Unsere grösste Angst ist es zurzeit, dass die Schlacht um Damaskus ausbrechen könnte. Diese Grossstadt liegt nur etwa 30 Kilometer von unserer Grenze entfernt. Schon jetzt haben wir 1,2 Millionen Flüchtlinge im Libanon. Was wird geschehen, wenn weitere 500‘000 kommen? Wir haben doch selbst nur vier Millionen Einwohner. Die Grenzen sind offen – die Menschen brauchen nicht einmal einen Pass, um in den Libanon zu kommen. Dann dürfen sie sogar arbeiten. Bereits vor dem Krieg wurden alle niederen Arbeiten im Libanon von Syrern verrichtet. Doch langsam stossen wir an unsere Grenzen. Wir können eigentlich nicht alle aufnehmen, aber sie sind nun einmal da. Ich habe keine Ahnung, was wir tun sollen.

Welche Zukunft sehen Sie für Syrien und den Nahen Osten?

Ich sehe ehrlich gesagt ziemlich schwarz. In Syrien setzt sich ein Dominoeffekt fort, der bereits im Irak, in Libyen und in Ägypten stattgefunden hat, und von dem ich hoffe, dass er nicht auch noch auf Jordanien und den Persischen Golf übergreift. Ich glaube, dass irgendjemand da draussen die Landkarte des Nahen Ostens ohne Rücksicht auf Menschenleben und Schicksale neu zeichnet.

Das klingt ja beinahe nach einer Verschwörungstheorie. Wer würde denn von so einer Neuordnung profitieren?

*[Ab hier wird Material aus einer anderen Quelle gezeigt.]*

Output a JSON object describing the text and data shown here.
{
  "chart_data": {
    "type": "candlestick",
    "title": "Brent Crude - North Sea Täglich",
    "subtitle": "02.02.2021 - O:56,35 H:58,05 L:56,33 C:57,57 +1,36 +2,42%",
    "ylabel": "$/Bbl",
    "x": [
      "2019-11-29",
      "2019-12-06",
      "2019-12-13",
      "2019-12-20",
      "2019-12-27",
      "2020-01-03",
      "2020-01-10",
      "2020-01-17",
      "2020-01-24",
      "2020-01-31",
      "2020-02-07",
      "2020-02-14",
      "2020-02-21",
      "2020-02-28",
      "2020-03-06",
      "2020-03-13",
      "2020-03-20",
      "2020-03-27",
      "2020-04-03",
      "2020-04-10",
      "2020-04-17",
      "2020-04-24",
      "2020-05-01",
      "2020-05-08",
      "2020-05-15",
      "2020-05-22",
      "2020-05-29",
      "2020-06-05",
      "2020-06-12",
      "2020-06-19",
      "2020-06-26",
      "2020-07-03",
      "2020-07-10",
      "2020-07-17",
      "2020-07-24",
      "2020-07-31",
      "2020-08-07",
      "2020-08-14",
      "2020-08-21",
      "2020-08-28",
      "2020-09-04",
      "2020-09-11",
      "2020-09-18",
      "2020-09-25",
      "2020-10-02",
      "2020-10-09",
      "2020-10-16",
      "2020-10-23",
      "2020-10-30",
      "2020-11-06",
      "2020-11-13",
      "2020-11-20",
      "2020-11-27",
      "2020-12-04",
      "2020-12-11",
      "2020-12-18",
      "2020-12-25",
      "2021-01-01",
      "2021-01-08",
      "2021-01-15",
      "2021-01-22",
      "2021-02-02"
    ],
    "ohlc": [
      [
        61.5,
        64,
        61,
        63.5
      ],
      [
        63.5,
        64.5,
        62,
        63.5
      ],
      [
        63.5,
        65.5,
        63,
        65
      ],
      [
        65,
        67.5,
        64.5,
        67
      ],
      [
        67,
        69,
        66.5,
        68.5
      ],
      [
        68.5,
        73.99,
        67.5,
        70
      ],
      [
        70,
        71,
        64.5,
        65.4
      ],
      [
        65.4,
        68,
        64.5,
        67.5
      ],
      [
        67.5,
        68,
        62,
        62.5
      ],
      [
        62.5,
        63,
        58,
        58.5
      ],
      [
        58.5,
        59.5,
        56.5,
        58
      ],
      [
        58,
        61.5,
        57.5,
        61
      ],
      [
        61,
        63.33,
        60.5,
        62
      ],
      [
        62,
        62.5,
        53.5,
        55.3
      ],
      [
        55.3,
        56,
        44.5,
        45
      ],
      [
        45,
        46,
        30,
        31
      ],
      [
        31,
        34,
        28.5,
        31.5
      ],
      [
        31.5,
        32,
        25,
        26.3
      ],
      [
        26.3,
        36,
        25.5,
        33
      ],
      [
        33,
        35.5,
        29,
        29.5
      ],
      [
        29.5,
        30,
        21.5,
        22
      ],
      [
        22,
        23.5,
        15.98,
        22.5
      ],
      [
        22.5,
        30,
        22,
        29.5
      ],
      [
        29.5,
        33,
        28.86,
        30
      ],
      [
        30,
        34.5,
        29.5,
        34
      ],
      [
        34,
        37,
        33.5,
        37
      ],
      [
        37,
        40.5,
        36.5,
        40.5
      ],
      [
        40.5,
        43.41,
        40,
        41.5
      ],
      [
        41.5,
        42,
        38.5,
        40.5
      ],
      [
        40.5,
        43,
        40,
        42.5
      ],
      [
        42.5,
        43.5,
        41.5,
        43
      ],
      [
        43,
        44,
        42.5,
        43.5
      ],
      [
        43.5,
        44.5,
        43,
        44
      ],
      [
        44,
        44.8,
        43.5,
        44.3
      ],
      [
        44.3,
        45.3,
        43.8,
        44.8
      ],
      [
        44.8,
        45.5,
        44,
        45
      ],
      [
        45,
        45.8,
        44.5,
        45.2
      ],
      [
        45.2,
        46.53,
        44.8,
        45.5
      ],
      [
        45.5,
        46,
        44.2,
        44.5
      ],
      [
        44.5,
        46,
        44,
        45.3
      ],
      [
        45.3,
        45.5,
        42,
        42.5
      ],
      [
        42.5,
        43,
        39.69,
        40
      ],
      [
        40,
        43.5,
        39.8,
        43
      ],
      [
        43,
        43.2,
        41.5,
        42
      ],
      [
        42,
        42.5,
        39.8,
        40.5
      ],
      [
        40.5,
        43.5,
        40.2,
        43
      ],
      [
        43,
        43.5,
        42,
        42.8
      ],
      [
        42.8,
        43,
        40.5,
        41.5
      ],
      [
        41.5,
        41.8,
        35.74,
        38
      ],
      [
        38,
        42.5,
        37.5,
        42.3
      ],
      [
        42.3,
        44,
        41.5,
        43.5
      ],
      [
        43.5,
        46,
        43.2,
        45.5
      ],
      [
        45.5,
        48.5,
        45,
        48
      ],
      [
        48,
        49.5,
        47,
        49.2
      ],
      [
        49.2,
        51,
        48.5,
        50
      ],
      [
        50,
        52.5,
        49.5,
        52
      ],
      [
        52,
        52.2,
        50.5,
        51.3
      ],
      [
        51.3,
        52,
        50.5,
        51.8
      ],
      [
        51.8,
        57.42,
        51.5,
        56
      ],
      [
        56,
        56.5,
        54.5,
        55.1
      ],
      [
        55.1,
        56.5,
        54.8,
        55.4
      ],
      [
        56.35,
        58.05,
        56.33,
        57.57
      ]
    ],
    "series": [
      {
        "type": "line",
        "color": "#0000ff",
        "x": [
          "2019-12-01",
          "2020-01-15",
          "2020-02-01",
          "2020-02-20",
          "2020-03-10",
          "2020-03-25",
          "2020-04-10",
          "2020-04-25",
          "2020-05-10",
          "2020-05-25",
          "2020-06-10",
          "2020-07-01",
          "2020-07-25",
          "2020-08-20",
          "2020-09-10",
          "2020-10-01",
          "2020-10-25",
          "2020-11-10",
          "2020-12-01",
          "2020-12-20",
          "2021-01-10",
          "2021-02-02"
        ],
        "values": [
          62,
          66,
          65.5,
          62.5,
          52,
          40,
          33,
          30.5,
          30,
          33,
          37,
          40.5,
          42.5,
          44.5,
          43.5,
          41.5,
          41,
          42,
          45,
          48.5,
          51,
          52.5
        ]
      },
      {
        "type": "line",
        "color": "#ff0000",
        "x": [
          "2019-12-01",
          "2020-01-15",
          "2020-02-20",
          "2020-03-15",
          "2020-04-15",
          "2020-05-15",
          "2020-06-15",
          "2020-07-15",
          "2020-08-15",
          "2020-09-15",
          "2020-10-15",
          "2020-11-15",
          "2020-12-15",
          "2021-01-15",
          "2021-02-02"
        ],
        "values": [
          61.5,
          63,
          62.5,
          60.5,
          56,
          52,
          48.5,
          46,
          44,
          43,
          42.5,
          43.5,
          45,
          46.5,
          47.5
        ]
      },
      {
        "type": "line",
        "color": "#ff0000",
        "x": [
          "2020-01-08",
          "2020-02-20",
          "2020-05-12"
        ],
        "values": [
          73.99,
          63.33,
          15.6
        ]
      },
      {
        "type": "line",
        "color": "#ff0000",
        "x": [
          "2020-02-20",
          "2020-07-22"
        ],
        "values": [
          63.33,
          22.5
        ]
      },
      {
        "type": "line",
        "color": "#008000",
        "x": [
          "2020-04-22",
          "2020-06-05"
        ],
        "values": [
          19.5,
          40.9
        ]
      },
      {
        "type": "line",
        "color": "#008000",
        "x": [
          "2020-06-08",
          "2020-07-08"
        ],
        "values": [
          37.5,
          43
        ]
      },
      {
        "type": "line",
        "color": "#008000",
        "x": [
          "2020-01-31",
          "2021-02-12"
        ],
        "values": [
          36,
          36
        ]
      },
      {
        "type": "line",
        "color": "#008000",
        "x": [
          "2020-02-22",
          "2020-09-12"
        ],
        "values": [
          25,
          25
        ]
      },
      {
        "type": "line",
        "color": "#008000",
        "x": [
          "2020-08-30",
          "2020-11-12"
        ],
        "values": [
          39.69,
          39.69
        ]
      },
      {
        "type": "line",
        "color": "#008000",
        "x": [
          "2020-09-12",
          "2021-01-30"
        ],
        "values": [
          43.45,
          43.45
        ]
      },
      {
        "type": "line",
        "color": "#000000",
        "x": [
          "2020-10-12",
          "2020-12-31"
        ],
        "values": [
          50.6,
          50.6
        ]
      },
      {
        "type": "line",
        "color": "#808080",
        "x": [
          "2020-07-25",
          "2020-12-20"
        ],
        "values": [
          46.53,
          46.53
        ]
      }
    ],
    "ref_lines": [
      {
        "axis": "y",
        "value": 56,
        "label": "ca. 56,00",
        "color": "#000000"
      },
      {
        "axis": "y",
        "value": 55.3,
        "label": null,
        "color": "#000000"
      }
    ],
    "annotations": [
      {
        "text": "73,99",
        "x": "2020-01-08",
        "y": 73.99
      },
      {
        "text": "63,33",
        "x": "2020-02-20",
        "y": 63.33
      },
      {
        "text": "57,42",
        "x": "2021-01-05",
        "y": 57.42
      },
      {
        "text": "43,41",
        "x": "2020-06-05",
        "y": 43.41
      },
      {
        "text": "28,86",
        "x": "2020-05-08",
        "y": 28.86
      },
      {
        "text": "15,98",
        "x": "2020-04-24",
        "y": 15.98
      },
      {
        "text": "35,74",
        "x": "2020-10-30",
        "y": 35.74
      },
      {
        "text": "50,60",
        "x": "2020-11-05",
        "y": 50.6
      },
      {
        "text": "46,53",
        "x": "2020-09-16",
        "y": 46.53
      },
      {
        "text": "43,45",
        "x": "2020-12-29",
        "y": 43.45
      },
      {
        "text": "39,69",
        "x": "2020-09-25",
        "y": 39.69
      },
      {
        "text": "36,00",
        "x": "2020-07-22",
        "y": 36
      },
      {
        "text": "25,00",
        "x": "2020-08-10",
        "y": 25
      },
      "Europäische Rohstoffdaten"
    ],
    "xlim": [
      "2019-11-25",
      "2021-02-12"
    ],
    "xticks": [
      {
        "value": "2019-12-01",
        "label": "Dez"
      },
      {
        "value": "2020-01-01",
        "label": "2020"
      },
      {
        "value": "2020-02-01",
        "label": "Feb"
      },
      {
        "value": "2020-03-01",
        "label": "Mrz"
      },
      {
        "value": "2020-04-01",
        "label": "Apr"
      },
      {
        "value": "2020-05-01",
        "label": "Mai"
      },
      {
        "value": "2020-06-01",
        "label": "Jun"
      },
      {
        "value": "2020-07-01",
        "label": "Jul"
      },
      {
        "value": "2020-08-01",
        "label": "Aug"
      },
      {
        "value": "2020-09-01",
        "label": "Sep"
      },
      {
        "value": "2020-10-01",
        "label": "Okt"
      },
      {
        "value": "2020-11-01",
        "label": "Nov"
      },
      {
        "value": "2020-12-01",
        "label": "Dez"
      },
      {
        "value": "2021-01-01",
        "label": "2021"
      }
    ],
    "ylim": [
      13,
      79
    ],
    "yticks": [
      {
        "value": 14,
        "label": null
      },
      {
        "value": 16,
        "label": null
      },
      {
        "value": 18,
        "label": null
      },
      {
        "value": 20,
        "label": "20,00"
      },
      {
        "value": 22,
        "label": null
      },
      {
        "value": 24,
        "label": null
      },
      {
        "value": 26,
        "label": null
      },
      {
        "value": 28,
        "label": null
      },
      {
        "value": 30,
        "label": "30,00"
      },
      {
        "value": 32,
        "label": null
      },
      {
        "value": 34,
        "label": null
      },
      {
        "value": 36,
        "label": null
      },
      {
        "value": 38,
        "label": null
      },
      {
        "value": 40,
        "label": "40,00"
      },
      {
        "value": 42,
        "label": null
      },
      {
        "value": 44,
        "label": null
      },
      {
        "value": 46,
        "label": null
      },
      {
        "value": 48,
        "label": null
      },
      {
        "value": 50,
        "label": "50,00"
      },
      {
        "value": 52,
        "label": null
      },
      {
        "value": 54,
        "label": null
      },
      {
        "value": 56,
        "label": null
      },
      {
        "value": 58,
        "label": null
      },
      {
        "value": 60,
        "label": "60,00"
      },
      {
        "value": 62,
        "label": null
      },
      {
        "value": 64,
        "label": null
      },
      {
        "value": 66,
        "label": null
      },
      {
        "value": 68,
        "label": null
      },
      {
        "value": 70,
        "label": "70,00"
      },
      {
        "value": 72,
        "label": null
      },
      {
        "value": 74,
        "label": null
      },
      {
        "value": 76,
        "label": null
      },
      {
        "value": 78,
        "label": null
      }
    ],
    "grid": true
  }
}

Ich weiss nicht, wem oder was das dienen soll. Ich kenne die Motive nicht, die dahinterstecken. Vielleicht geschieht es, um einige Nachbarländer zu entlasten. Vielleicht, um die Region von seinen Minderheiten und insbesondere von seinen Christen zu säubern. Ich weiss es nicht, denn ich bin kein Politiker. Ich möchte hier keine Hypothesen ohne Faktengrundlage aufstellen. Aber was ich feststellen muss, ist, dass wir Christen die grössten Verlierer und Sündenböcke dieser ganzen Entwicklung im Nahen Osten sind. Solange die westlichen Mächte das nicht wahrhaben wollen und weiter ihre eigenen Interessen verfolgen, statt die Bedürfnisse der Menschen unserer Region an die erste Stelle zu setzen, kommen wir nicht weiter. Das Engagement des Westens im Nahen und Mittleren Osten ist widersprüchlich. Auf der einen Seite wollen sie Demokratien fördern, aber auf der anderen Seite unterstützen sie Theokratien. Auf der einen Seite predigen sie den Laizismus und die Trennung von Staat und Religion. Aber auf der anderen Seite unterstützen sie Länder, deren Staatsreligion der Islam ist. Warum ist das so? Das können wir im Nahen und Mittleren Osten nicht verstehen. Ich sage Ihnen: Amerika und Europa halten die Zukunft der ganzen Welt in ihren Händen. Was machen Sie mit dieser Verantwortung?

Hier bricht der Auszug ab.